Me negaba a
creer lo que mis ojos me mostraban, pero estaba allí, delante de mí, con sus
nosecuantas patas bien asentadas en el asfalto de la carretera, como
aprovechando el poco tráfico de la misma, para asombrarme con su visión y con
mi decisión de acortar el camino hasta mi próximo cliente, tomando el ramal
izquierdo de la bifurcación de veinte kilómetros atrás.
No hacía ruido,
no emitía, en verdad, ningún sonido.
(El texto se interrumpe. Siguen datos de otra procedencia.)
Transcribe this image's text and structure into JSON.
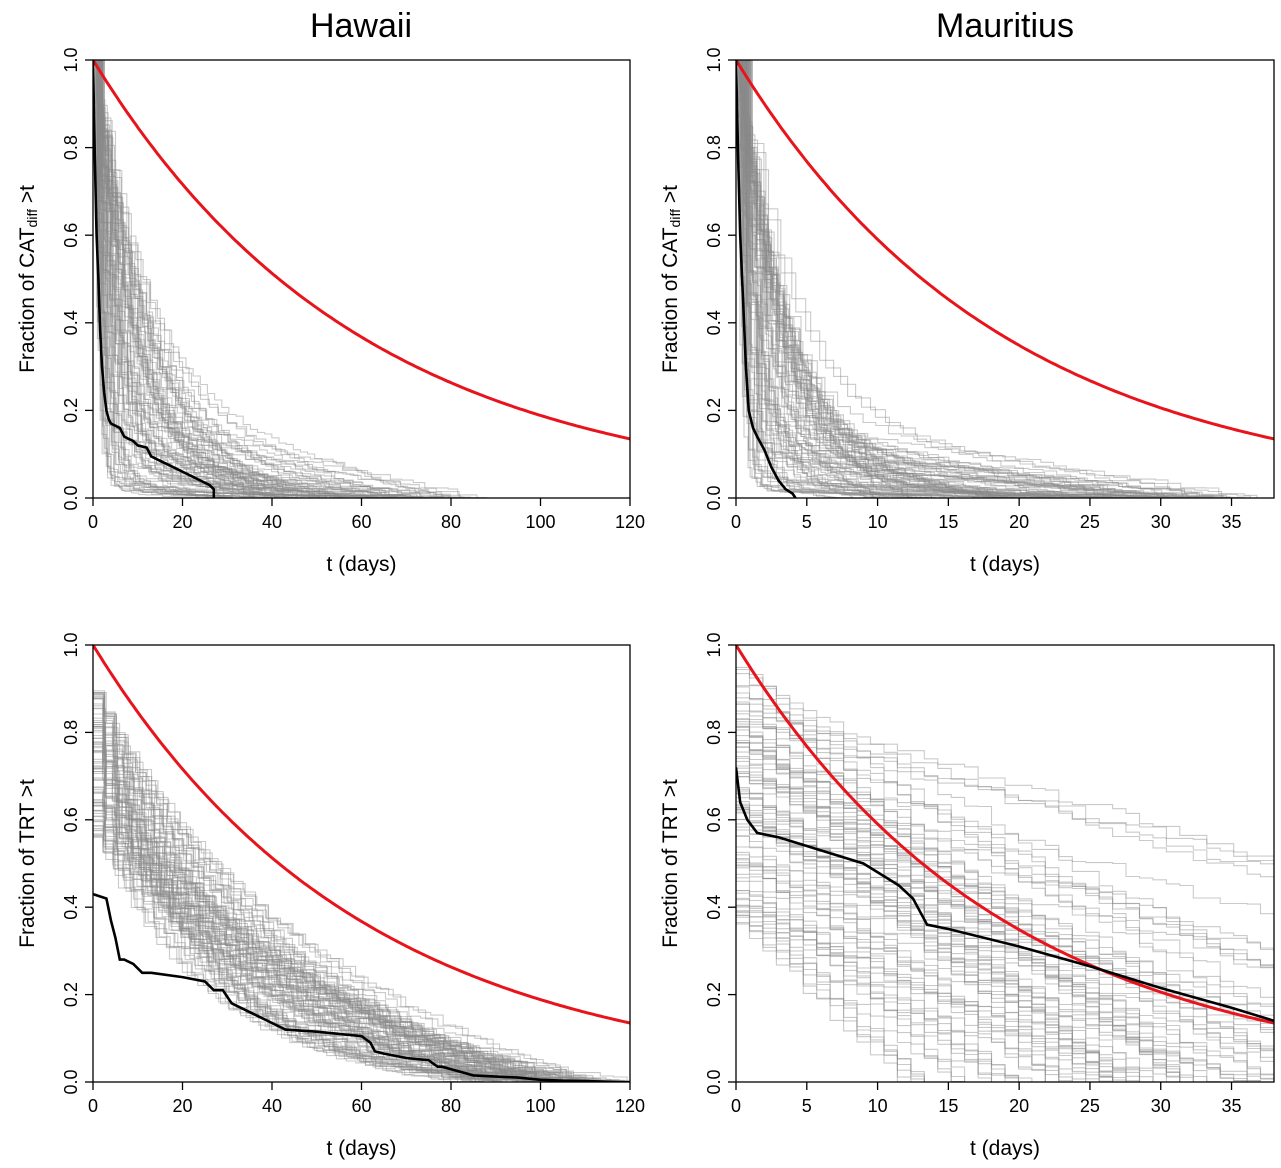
{
  "column_titles": [
    "Hawaii",
    "Mauritius"
  ],
  "chart_data": [
    {
      "type": "line",
      "panel": "top-left",
      "title": "Hawaii",
      "xlabel": "t (days)",
      "ylabel": "Fraction of CAT_diff >t",
      "ylabel_main": "Fraction of CAT",
      "ylabel_sub": "diff",
      "ylabel_tail": " >t",
      "xlim": [
        0,
        120
      ],
      "ylim": [
        0,
        1
      ],
      "xticks": [
        0,
        20,
        40,
        60,
        80,
        100,
        120
      ],
      "yticks": [
        0.0,
        0.2,
        0.4,
        0.6,
        0.8,
        1.0
      ],
      "ytick_labels": [
        "0.0",
        "0.2",
        "0.4",
        "0.6",
        "0.8",
        "1.0"
      ],
      "grid": false,
      "reference_curve": {
        "color": "#e8141b",
        "form": "exp",
        "y_at_xmax": 0.135
      },
      "observed_series": {
        "color": "#000000",
        "x": [
          0,
          0.4,
          0.8,
          1.2,
          1.6,
          2,
          2.5,
          3,
          3.5,
          4,
          6,
          7,
          9,
          10,
          12,
          13,
          15,
          18,
          21,
          24,
          26,
          27,
          27
        ],
        "y": [
          1.0,
          0.78,
          0.6,
          0.5,
          0.38,
          0.3,
          0.24,
          0.2,
          0.18,
          0.17,
          0.16,
          0.14,
          0.13,
          0.12,
          0.115,
          0.095,
          0.085,
          0.07,
          0.055,
          0.04,
          0.03,
          0.02,
          0.0
        ]
      },
      "simulated_envelope": {
        "color": "#8a8a8a",
        "n_lines": 90,
        "scale_range": [
          0.8,
          14
        ],
        "tail_level_range": [
          0.02,
          0.22
        ],
        "tail_end_range": [
          25,
          88
        ]
      }
    },
    {
      "type": "line",
      "panel": "top-right",
      "title": "Mauritius",
      "xlabel": "t (days)",
      "ylabel": "Fraction of CAT_diff >t",
      "ylabel_main": "Fraction of CAT",
      "ylabel_sub": "diff",
      "ylabel_tail": " >t",
      "xlim": [
        0,
        38
      ],
      "ylim": [
        0,
        1
      ],
      "xticks": [
        0,
        5,
        10,
        15,
        20,
        25,
        30,
        35
      ],
      "yticks": [
        0.0,
        0.2,
        0.4,
        0.6,
        0.8,
        1.0
      ],
      "ytick_labels": [
        "0.0",
        "0.2",
        "0.4",
        "0.6",
        "0.8",
        "1.0"
      ],
      "grid": false,
      "reference_curve": {
        "color": "#e8141b",
        "form": "exp",
        "y_at_xmax": 0.135
      },
      "observed_series": {
        "color": "#000000",
        "x": [
          0,
          0.15,
          0.3,
          0.5,
          0.7,
          0.9,
          1.2,
          1.5,
          2,
          2.5,
          3,
          3.5,
          4,
          4.2
        ],
        "y": [
          1.0,
          0.78,
          0.6,
          0.45,
          0.3,
          0.2,
          0.16,
          0.14,
          0.11,
          0.07,
          0.04,
          0.02,
          0.01,
          0.0
        ]
      },
      "simulated_envelope": {
        "color": "#8a8a8a",
        "n_lines": 90,
        "scale_range": [
          0.25,
          4
        ],
        "tail_level_range": [
          0.02,
          0.2
        ],
        "tail_end_range": [
          8,
          38
        ]
      }
    },
    {
      "type": "line",
      "panel": "bottom-left",
      "title": "",
      "xlabel": "t (days)",
      "ylabel": "Fraction of TRT >t",
      "ylabel_main": "Fraction of TRT >t",
      "ylabel_sub": "",
      "ylabel_tail": "",
      "xlim": [
        0,
        120
      ],
      "ylim": [
        0,
        1
      ],
      "xticks": [
        0,
        20,
        40,
        60,
        80,
        100,
        120
      ],
      "yticks": [
        0.0,
        0.2,
        0.4,
        0.6,
        0.8,
        1.0
      ],
      "ytick_labels": [
        "0.0",
        "0.2",
        "0.4",
        "0.6",
        "0.8",
        "1.0"
      ],
      "grid": false,
      "reference_curve": {
        "color": "#e8141b",
        "form": "exp",
        "y_at_xmax": 0.135
      },
      "observed_series": {
        "color": "#000000",
        "x": [
          0,
          3,
          4,
          5,
          6,
          7,
          9,
          11,
          13,
          20,
          25,
          27,
          29,
          31,
          35,
          38,
          40,
          43,
          50,
          55,
          60,
          62,
          63,
          65,
          70,
          75,
          77,
          78,
          85,
          95,
          100,
          105,
          110,
          118,
          120
        ],
        "y": [
          0.43,
          0.42,
          0.37,
          0.33,
          0.28,
          0.28,
          0.27,
          0.25,
          0.25,
          0.24,
          0.23,
          0.21,
          0.21,
          0.18,
          0.16,
          0.145,
          0.135,
          0.12,
          0.115,
          0.11,
          0.105,
          0.09,
          0.07,
          0.065,
          0.055,
          0.05,
          0.035,
          0.035,
          0.015,
          0.01,
          0.005,
          0.003,
          0.002,
          0.0,
          0.0
        ]
      },
      "simulated_envelope": {
        "color": "#8a8a8a",
        "n_lines": 90,
        "start_range": [
          0.55,
          0.9
        ],
        "scale_range": [
          22,
          52
        ],
        "tail_end_range": [
          85,
          120
        ]
      }
    },
    {
      "type": "line",
      "panel": "bottom-right",
      "title": "",
      "xlabel": "t (days)",
      "ylabel": "Fraction of TRT >t",
      "ylabel_main": "Fraction of TRT >t",
      "ylabel_sub": "",
      "ylabel_tail": "",
      "xlim": [
        0,
        38
      ],
      "ylim": [
        0,
        1
      ],
      "xticks": [
        0,
        5,
        10,
        15,
        20,
        25,
        30,
        35
      ],
      "yticks": [
        0.0,
        0.2,
        0.4,
        0.6,
        0.8,
        1.0
      ],
      "ytick_labels": [
        "0.0",
        "0.2",
        "0.4",
        "0.6",
        "0.8",
        "1.0"
      ],
      "grid": false,
      "reference_curve": {
        "color": "#e8141b",
        "form": "exp",
        "y_at_xmax": 0.135
      },
      "observed_series": {
        "color": "#000000",
        "x": [
          0,
          0.3,
          0.8,
          1.5,
          3,
          5,
          7,
          9,
          9.5,
          10.5,
          11.5,
          12.5,
          13.5,
          15,
          20,
          25,
          30,
          35,
          38
        ],
        "y": [
          0.72,
          0.64,
          0.6,
          0.57,
          0.56,
          0.54,
          0.52,
          0.5,
          0.49,
          0.47,
          0.45,
          0.42,
          0.36,
          0.35,
          0.31,
          0.265,
          0.215,
          0.17,
          0.14
        ]
      },
      "simulated_envelope": {
        "color": "#8a8a8a",
        "n_lines": 90,
        "start_range": [
          0.35,
          0.95
        ],
        "slope_range": [
          0.008,
          0.035
        ],
        "floor": 0.0
      }
    }
  ]
}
Sólo vibraciones periódicas al suelo, que
se transmitían hasta mis plantas de los pies, tras decidir bajarme del
automóvil para verlo más de cerca.
Así, en la
penumbra del atardecer, se mostraba como una enorme silueta oscura, pues ningún
reflejo del sol me llegaba y ninguna otra luz era emitida desde el aparato.
De pronto, las
vibraciones cesaron y fue cuando me atreví a dar los primeros pasos hacia
aquello.
No tenía ningún
miedo.
¿Por qué tenerlo si aquella podía ser la mejor
aventura de mi vida, de la, hasta ese momento, insulsa vida?
Antes de
abandonar mi vehículo a su suerte, miré si tenía alguna linterna olvidada en el
maletero y, mientras lo hacía, pensé,
por un momento, que ya no llegaría a tiempo a mi cita.